I met a man today who mimics the accents of the people he is talking to.
So when he is talking to a Cockney, he goes all "awright mayte, jellied eels and whelks".
When he is talking to a Glaswegian person he goes all "ock aye pal".
I saw both these examples in the flesh today and it was absolutely astounding.
I was aghast...
But wait, it get's better.
Then he told me he is aware he does it and it is a sign of his superior emotional intelligence. He considers it a gift.
Surely, if he is super emotionally in tune with the world he would be able to tell that people think he is taking the piss!
I also asked him if he will do it to our Indian colleagues, to which he replied (with a deadly serious straight face) "No Willis. That's racist."
He's not called Kieran, is he? I knew a guy called Kieran who did that for the exact same reason.
He was also an outspoken advocate for neuro-linguistic programming, refused to own a mobile phone, and claimed that Tahitian noni juice cured his ex-wife's HIV.
I've got an east coast accent (neutral, doesn't go up and down), but I occasionally get people trying to do a Scottish accent when they speak to me which is invariably a shite Glaswegian impression that sounds almost Irish.
I met a man today who mimics the accents of the people he is talking to.
So when he is talking to a Cockney, he goes all "awright mayte, jellied eels and whelks".
When he is talking to a Glaswegian person he goes all "ock aye pal".
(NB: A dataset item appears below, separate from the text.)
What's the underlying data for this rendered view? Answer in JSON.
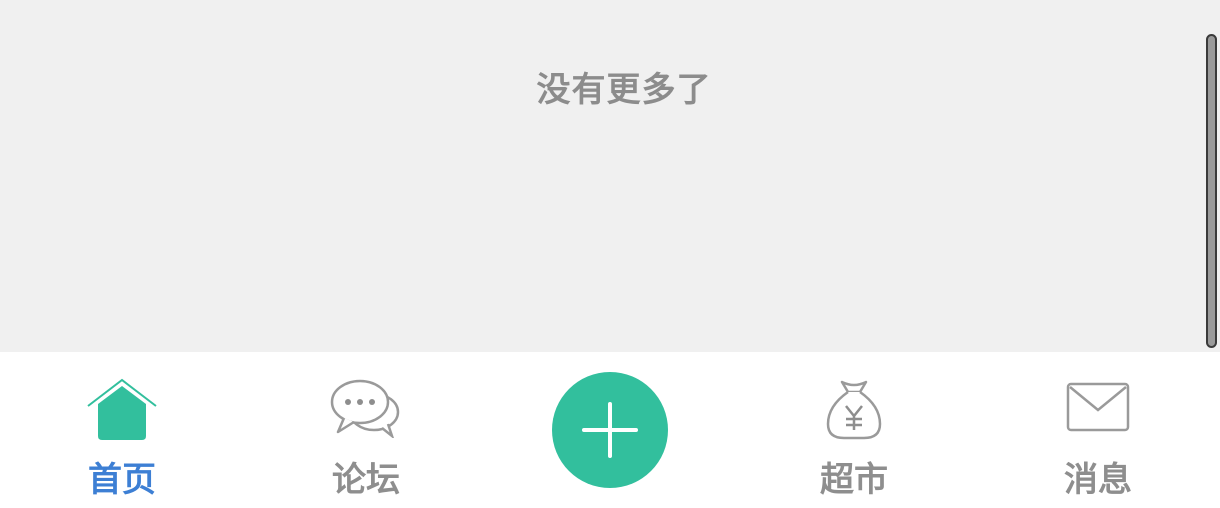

I saw both these examples in the flesh today and it was absolutely astounding.
I was aghast...
But wait, it get's better.
Then he told me he is aware he does it and it is a sign of his superior emotional intelligence. He considers it a gift.
Surely, if he is super emotionally in tune with the world he would be able to tell that people think he is taking the piss!
I also asked him if he will do it to our Indian colleagues, to which he replied (with a deadly serious straight face) "No Willis. That's racist."
Can't make head nor tail of this guy.